In fact I’ve never really seen any LSB steganography done with JPEG files. Interesting :)

Can we do Bit Plane Steganography on JPEG?

Ok… I’ve steered too far off from what the main point of the post, but I felt like that was necessary and interesting context to actually get here. So far all the bit plane steganography we’ve done is using the PNG image format. What about JPEG image format, can we encode LSB data inside a JPEG file?

Consider the python script below, which create an array of RGB values and saves it into a JPG file. The same JPG file is re-opened and the RGB values is read. We would expect that the values that we print out should be the same set of values that we created the image with.

1
2
3
4
5
6
7
8
9
10
11
12
13
14
15
16
from PIL import Image
import numpy as np

# create 3x3 image where pixels are RED GREEN BLUE RED GREEN BLUE RED GREEN BLUE

colors = np.array([[[255, 0, 0], [0, 255, 0], [0, 0, 255]],
                   [[255, 0, 0], [0, 255, 0], [0, 0, 255]],
                   [[255, 0, 0], [0, 255, 0], [0, 0, 255]]], dtype=np.uint8)
img = Image.fromarray(colors)
img.save('looping_rgb.jpg', 'JPEG')

# let's reopen the image to view the values

img = Image.open("looping_rgb.jpg")
pixels = list(img.getdata())
print(pixels)

Surprisingly, the output of the script above is

1
[(90, 91, 0), (166, 167, 40), (5, 0, 252), (90, 91, 0), (166, 167, 40), (5, 0, 252), (90, 91, 0), (166, 167, 40), (5, 0, 252)]

and we get this image

The reason behind this weird phenomenon is compression. JPEG is a lossy file format (unlike PNG which is lossless), which means that some data is permanently discarded, typically data that is not perceptible to the human-eye for the purpose of reducing file size.

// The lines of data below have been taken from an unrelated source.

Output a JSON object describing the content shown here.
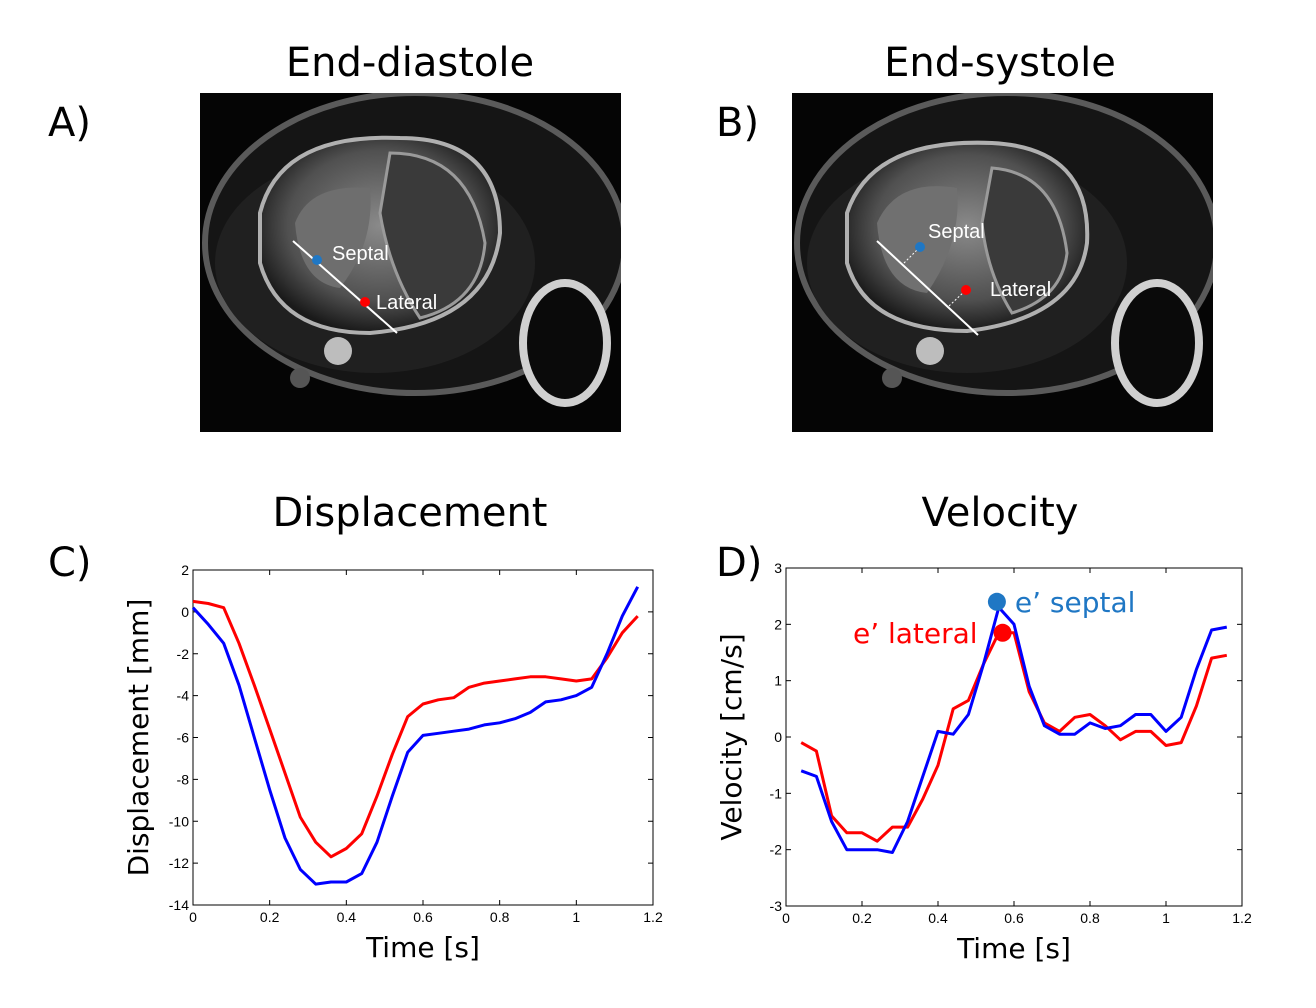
{
  "panels": {
    "a": {
      "letter": "A)",
      "title": "End-diastole",
      "labels": {
        "septal": "Septal",
        "lateral": "Lateral"
      }
    },
    "b": {
      "letter": "B)",
      "title": "End-systole",
      "labels": {
        "septal": "Septal",
        "lateral": "Lateral"
      }
    },
    "c": {
      "letter": "C)",
      "title": "Displacement"
    },
    "d": {
      "letter": "D)",
      "title": "Velocity"
    }
  },
  "colors": {
    "septal": "#1f77c4",
    "lateral": "#ff0000",
    "septal_line": "#0000ff"
  },
  "chart_data": [
    {
      "type": "line",
      "title": "Displacement",
      "xlabel": "Time [s]",
      "ylabel": "Displacement [mm]",
      "xlim": [
        0,
        1.2
      ],
      "ylim": [
        -14,
        2
      ],
      "xticks": [
        "0",
        "0.2",
        "0.4",
        "0.6",
        "0.8",
        "1",
        "1.2"
      ],
      "yticks": [
        "2",
        "0",
        "-2",
        "-4",
        "-6",
        "-8",
        "-10",
        "-12",
        "-14"
      ],
      "series": [
        {
          "name": "Lateral",
          "color": "#ff0000",
          "x": [
            0,
            0.04,
            0.08,
            0.12,
            0.16,
            0.2,
            0.24,
            0.28,
            0.32,
            0.36,
            0.4,
            0.44,
            0.48,
            0.52,
            0.56,
            0.6,
            0.64,
            0.68,
            0.72,
            0.76,
            0.8,
            0.84,
            0.88,
            0.92,
            0.96,
            1.0,
            1.04,
            1.08,
            1.12,
            1.16
          ],
          "y": [
            0.5,
            0.4,
            0.2,
            -1.5,
            -3.5,
            -5.6,
            -7.7,
            -9.8,
            -11.0,
            -11.7,
            -11.3,
            -10.6,
            -8.8,
            -6.8,
            -5.0,
            -4.4,
            -4.2,
            -4.1,
            -3.6,
            -3.4,
            -3.3,
            -3.2,
            -3.1,
            -3.1,
            -3.2,
            -3.3,
            -3.2,
            -2.2,
            -1.0,
            -0.2
          ]
        },
        {
          "name": "Septal",
          "color": "#0000ff",
          "x": [
            0,
            0.04,
            0.08,
            0.12,
            0.16,
            0.2,
            0.24,
            0.28,
            0.32,
            0.36,
            0.4,
            0.44,
            0.48,
            0.52,
            0.56,
            0.6,
            0.64,
            0.68,
            0.72,
            0.76,
            0.8,
            0.84,
            0.88,
            0.92,
            0.96,
            1.0,
            1.04,
            1.08,
            1.12,
            1.16
          ],
          "y": [
            0.2,
            -0.6,
            -1.5,
            -3.5,
            -6.0,
            -8.5,
            -10.8,
            -12.3,
            -13.0,
            -12.9,
            -12.9,
            -12.5,
            -11.0,
            -8.8,
            -6.7,
            -5.9,
            -5.8,
            -5.7,
            -5.6,
            -5.4,
            -5.3,
            -5.1,
            -4.8,
            -4.3,
            -4.2,
            -4.0,
            -3.6,
            -2.0,
            -0.2,
            1.2
          ]
        }
      ]
    },
    {
      "type": "line",
      "title": "Velocity",
      "xlabel": "Time [s]",
      "ylabel": "Velocity [cm/s]",
      "xlim": [
        0,
        1.2
      ],
      "ylim": [
        -3,
        3
      ],
      "xticks": [
        "0",
        "0.2",
        "0.4",
        "0.6",
        "0.8",
        "1",
        "1.2"
      ],
      "yticks": [
        "3",
        "2",
        "1",
        "0",
        "-1",
        "-2",
        "-3"
      ],
      "series": [
        {
          "name": "Lateral",
          "color": "#ff0000",
          "x": [
            0.04,
            0.08,
            0.12,
            0.16,
            0.2,
            0.24,
            0.28,
            0.32,
            0.36,
            0.4,
            0.44,
            0.48,
            0.52,
            0.56,
            0.6,
            0.64,
            0.68,
            0.72,
            0.76,
            0.8,
            0.84,
            0.88,
            0.92,
            0.96,
            1.0,
            1.04,
            1.08,
            1.12,
            1.16
          ],
          "y": [
            -0.1,
            -0.25,
            -1.4,
            -1.7,
            -1.7,
            -1.85,
            -1.6,
            -1.6,
            -1.1,
            -0.5,
            0.5,
            0.65,
            1.3,
            1.85,
            1.85,
            0.8,
            0.25,
            0.1,
            0.35,
            0.4,
            0.2,
            -0.05,
            0.1,
            0.1,
            -0.15,
            -0.1,
            0.55,
            1.4,
            1.45
          ]
        },
        {
          "name": "Septal",
          "color": "#0000ff",
          "x": [
            0.04,
            0.08,
            0.12,
            0.16,
            0.2,
            0.24,
            0.28,
            0.32,
            0.36,
            0.4,
            0.44,
            0.48,
            0.52,
            0.56,
            0.6,
            0.64,
            0.68,
            0.72,
            0.76,
            0.8,
            0.84,
            0.88,
            0.92,
            0.96,
            1.0,
            1.04,
            1.08,
            1.12,
            1.16
          ],
          "y": [
            -0.6,
            -0.7,
            -1.5,
            -2.0,
            -2.0,
            -2.0,
            -2.05,
            -1.5,
            -0.7,
            0.1,
            0.05,
            0.4,
            1.3,
            2.3,
            2.0,
            0.9,
            0.2,
            0.05,
            0.05,
            0.25,
            0.15,
            0.2,
            0.4,
            0.4,
            0.1,
            0.35,
            1.2,
            1.9,
            1.95
          ]
        }
      ],
      "markers": [
        {
          "name": "e' septal",
          "x": 0.555,
          "y": 2.4,
          "color": "#1f77c4"
        },
        {
          "name": "e' lateral",
          "x": 0.57,
          "y": 1.85,
          "color": "#ff0000"
        }
      ],
      "annotations": {
        "septal": "e’ septal",
        "lateral": "e’ lateral"
      }
    }
  ]
}
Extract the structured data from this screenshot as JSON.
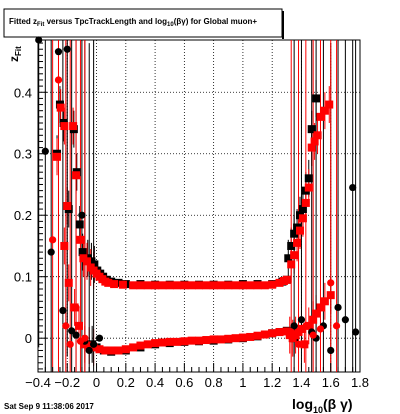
{
  "title": {
    "pre": "Fitted  z",
    "sub1": "Fit",
    "mid": " versus TpcTrackLength and log",
    "sub2": "10",
    "post": "(βγ) for Global muon+"
  },
  "ylabel": {
    "main": "z",
    "sub": "Fit"
  },
  "xlabel": {
    "main": "log",
    "sub": "10",
    "post": "(β γ)"
  },
  "footer": "Sat Sep  9 11:38:06 2017",
  "axes": {
    "xlim": [
      -0.4,
      1.8
    ],
    "ylim": [
      -0.055,
      0.485
    ],
    "xticks": [
      -0.4,
      -0.2,
      0,
      0.2,
      0.4,
      0.6,
      0.8,
      1,
      1.2,
      1.4,
      1.6,
      1.8
    ],
    "xtick_labels": [
      "−0.4",
      "−0.2",
      "0",
      "0.2",
      "0.4",
      "0.6",
      "0.8",
      "1",
      "1.2",
      "1.4",
      "1.6",
      "1.8"
    ],
    "yticks": [
      0,
      0.1,
      0.2,
      0.3,
      0.4
    ],
    "ytick_labels": [
      "0",
      "0.1",
      "0.2",
      "0.3",
      "0.4"
    ],
    "grid": true
  },
  "chart_data": {
    "type": "scatter",
    "xlim": [
      -0.4,
      1.8
    ],
    "ylim": [
      -0.055,
      0.485
    ],
    "grid": true,
    "series": [
      {
        "color": "#000000",
        "marker": "square",
        "points": [
          [
            -0.27,
            0.3
          ],
          [
            -0.25,
            0.38
          ],
          [
            -0.225,
            0.35
          ],
          [
            -0.19,
            0.21
          ],
          [
            -0.155,
            0.34
          ],
          [
            -0.135,
            0.27
          ],
          [
            -0.115,
            0.185
          ],
          [
            -0.095,
            0.14
          ],
          [
            -0.06,
            0.13
          ],
          [
            -0.035,
            0.125
          ],
          [
            -0.015,
            0.12
          ],
          [
            0.005,
            0.11
          ],
          [
            0.025,
            0.105
          ],
          [
            0.045,
            0.1
          ],
          [
            0.07,
            0.095
          ],
          [
            0.1,
            0.092
          ],
          [
            0.15,
            0.09
          ],
          [
            0.2,
            0.088
          ],
          [
            0.3,
            0.088
          ],
          [
            0.4,
            0.087
          ],
          [
            0.5,
            0.087
          ],
          [
            0.6,
            0.087
          ],
          [
            0.7,
            0.087
          ],
          [
            0.8,
            0.087
          ],
          [
            0.9,
            0.087
          ],
          [
            1.0,
            0.088
          ],
          [
            1.1,
            0.088
          ],
          [
            1.2,
            0.088
          ],
          [
            1.27,
            0.092
          ],
          [
            1.3,
            0.095
          ],
          [
            1.31,
            0.13
          ],
          [
            1.33,
            0.15
          ],
          [
            1.35,
            0.17
          ],
          [
            1.37,
            0.18
          ],
          [
            1.39,
            0.2
          ],
          [
            1.41,
            0.21
          ],
          [
            1.43,
            0.24
          ],
          [
            1.45,
            0.26
          ],
          [
            1.47,
            0.34
          ],
          [
            1.5,
            0.39
          ],
          [
            -0.03,
            -0.01
          ],
          [
            0.0,
            -0.015
          ],
          [
            0.05,
            -0.02
          ],
          [
            0.1,
            -0.022
          ],
          [
            0.2,
            -0.02
          ],
          [
            0.3,
            -0.015
          ],
          [
            0.4,
            -0.01
          ],
          [
            0.5,
            -0.008
          ],
          [
            0.6,
            -0.006
          ],
          [
            0.7,
            -0.005
          ],
          [
            0.8,
            -0.004
          ],
          [
            0.9,
            -0.002
          ],
          [
            1.0,
            0.0
          ],
          [
            1.1,
            0.003
          ],
          [
            1.2,
            0.008
          ],
          [
            1.25,
            0.01
          ],
          [
            1.3,
            0.012
          ],
          [
            1.35,
            0.0
          ]
        ]
      },
      {
        "color": "#ff0000",
        "marker": "square",
        "points": [
          [
            -0.27,
            0.295
          ],
          [
            -0.245,
            0.375
          ],
          [
            -0.22,
            0.345
          ],
          [
            -0.2,
            0.215
          ],
          [
            -0.16,
            0.345
          ],
          [
            -0.14,
            0.265
          ],
          [
            -0.11,
            0.16
          ],
          [
            -0.09,
            0.13
          ],
          [
            -0.065,
            0.125
          ],
          [
            -0.04,
            0.115
          ],
          [
            -0.02,
            0.11
          ],
          [
            0.0,
            0.105
          ],
          [
            0.02,
            0.1
          ],
          [
            0.04,
            0.096
          ],
          [
            0.06,
            0.092
          ],
          [
            0.08,
            0.09
          ],
          [
            0.12,
            0.088
          ],
          [
            0.18,
            0.087
          ],
          [
            0.25,
            0.086
          ],
          [
            0.3,
            0.086
          ],
          [
            0.35,
            0.086
          ],
          [
            0.4,
            0.086
          ],
          [
            0.45,
            0.086
          ],
          [
            0.5,
            0.086
          ],
          [
            0.55,
            0.086
          ],
          [
            0.6,
            0.086
          ],
          [
            0.65,
            0.086
          ],
          [
            0.7,
            0.086
          ],
          [
            0.75,
            0.086
          ],
          [
            0.8,
            0.086
          ],
          [
            0.85,
            0.086
          ],
          [
            0.9,
            0.086
          ],
          [
            0.95,
            0.086
          ],
          [
            1.0,
            0.086
          ],
          [
            1.05,
            0.086
          ],
          [
            1.1,
            0.086
          ],
          [
            1.15,
            0.086
          ],
          [
            1.2,
            0.087
          ],
          [
            1.25,
            0.09
          ],
          [
            1.28,
            0.093
          ],
          [
            1.3,
            0.095
          ],
          [
            1.33,
            0.12
          ],
          [
            1.35,
            0.135
          ],
          [
            1.37,
            0.155
          ],
          [
            1.39,
            0.175
          ],
          [
            1.41,
            0.195
          ],
          [
            1.43,
            0.22
          ],
          [
            1.45,
            0.245
          ],
          [
            1.47,
            0.31
          ],
          [
            1.49,
            0.32
          ],
          [
            1.51,
            0.33
          ],
          [
            1.53,
            0.36
          ],
          [
            1.56,
            0.37
          ],
          [
            1.59,
            0.38
          ],
          [
            -0.22,
            0.15
          ],
          [
            -0.19,
            0.09
          ],
          [
            -0.15,
            0.05
          ],
          [
            -0.12,
            0.02
          ],
          [
            -0.08,
            -0.01
          ],
          [
            -0.05,
            -0.012
          ],
          [
            -0.02,
            -0.015
          ],
          [
            0.02,
            -0.018
          ],
          [
            0.06,
            -0.02
          ],
          [
            0.1,
            -0.02
          ],
          [
            0.15,
            -0.02
          ],
          [
            0.2,
            -0.018
          ],
          [
            0.25,
            -0.015
          ],
          [
            0.3,
            -0.012
          ],
          [
            0.35,
            -0.01
          ],
          [
            0.4,
            -0.008
          ],
          [
            0.45,
            -0.007
          ],
          [
            0.5,
            -0.006
          ],
          [
            0.55,
            -0.006
          ],
          [
            0.6,
            -0.005
          ],
          [
            0.65,
            -0.004
          ],
          [
            0.7,
            -0.004
          ],
          [
            0.75,
            -0.003
          ],
          [
            0.8,
            -0.002
          ],
          [
            0.85,
            -0.002
          ],
          [
            0.9,
            -0.001
          ],
          [
            0.95,
            0.0
          ],
          [
            1.0,
            0.001
          ],
          [
            1.05,
            0.002
          ],
          [
            1.1,
            0.004
          ],
          [
            1.15,
            0.006
          ],
          [
            1.2,
            0.008
          ],
          [
            1.25,
            0.01
          ],
          [
            1.3,
            0.011
          ],
          [
            1.32,
            0.005
          ],
          [
            1.34,
            0.0
          ],
          [
            1.36,
            0.005
          ],
          [
            1.38,
            0.01
          ],
          [
            1.4,
            0.015
          ],
          [
            1.42,
            -0.01
          ],
          [
            1.45,
            0.02
          ],
          [
            1.48,
            0.03
          ],
          [
            1.5,
            0.04
          ],
          [
            1.53,
            0.05
          ],
          [
            1.56,
            0.06
          ],
          [
            1.6,
            0.07
          ]
        ]
      },
      {
        "color": "#000000",
        "marker": "circle",
        "points": [
          [
            -0.395,
            0.485
          ],
          [
            -0.35,
            0.304
          ],
          [
            -0.31,
            0.14
          ],
          [
            -0.26,
            0.466
          ],
          [
            -0.23,
            0.045
          ],
          [
            -0.2,
            0.47
          ],
          [
            -0.17,
            0.012
          ],
          [
            -0.14,
            0.005
          ],
          [
            -0.1,
            0.2
          ],
          [
            -0.08,
            -0.005
          ],
          [
            -0.05,
            -0.02
          ],
          [
            -0.02,
            -0.01
          ],
          [
            0.02,
            0.0
          ],
          [
            1.35,
            0.02
          ],
          [
            1.4,
            0.03
          ],
          [
            1.47,
            0.01
          ],
          [
            1.5,
            0.0
          ],
          [
            1.55,
            0.02
          ],
          [
            1.6,
            -0.02
          ],
          [
            1.65,
            0.05
          ],
          [
            1.7,
            0.03
          ],
          [
            1.75,
            0.245
          ],
          [
            1.77,
            0.01
          ]
        ]
      },
      {
        "color": "#ff0000",
        "marker": "circle",
        "points": [
          [
            -0.3,
            0.16
          ],
          [
            -0.26,
            0.42
          ],
          [
            -0.21,
            0.02
          ],
          [
            -0.18,
            -0.01
          ],
          [
            -0.14,
            0.05
          ],
          [
            -0.11,
            -0.005
          ],
          [
            -0.08,
            0.0
          ],
          [
            1.33,
            0.01
          ],
          [
            1.38,
            -0.01
          ],
          [
            1.43,
            0.02
          ],
          [
            1.48,
            0.005
          ],
          [
            1.53,
            0.015
          ],
          [
            1.6,
            0.09
          ],
          [
            1.64,
            0.02
          ]
        ]
      }
    ]
  }
}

This means that given a JPG file, we cannot determine what is the exact RGB values that the file was originally saved with. Similarly, many different set of RGB values can be compressed into the same result.

This is why bit plane steganography is not effective in JPEG files since our encoded LSB data is likely to be discarded due to JPEG lossy nature.

The Final Challenge

The idea behind JPEG being lossy is that the data that it discards would typically not be perceptible to the human eye. Previously, we discussed how LSB have very little visible effect on images, this is EXACTLY the kind of data that will be likely to be discarded by the JPEG lossy compression!

With that in mind, since MSB have very visible effects on images, it is less likely to be discarded by the JPEG lossy compression. In that case, we can possibly still encode data in the MSB bits of our JPEG image.

Here’s the final challenge I made with a flag encoded in the MSB of the JPEG image. Feel free to give it a try, the source code to encode and decode data can be found here.

Afterword

This was meant to be a very short post to just share about the idea behind why we cannot do LSB steganography in JPEG files due to it being lossy, but it turned out to be much longer than I expected – I guess I find it hard to skip over fundamental concepts that would provide important context to the main idea which leads to be being rather naggy.

This has been something quite different from my typical posts, hope you enjoyed.

This post is licensed under CC BY 4.0 by the author.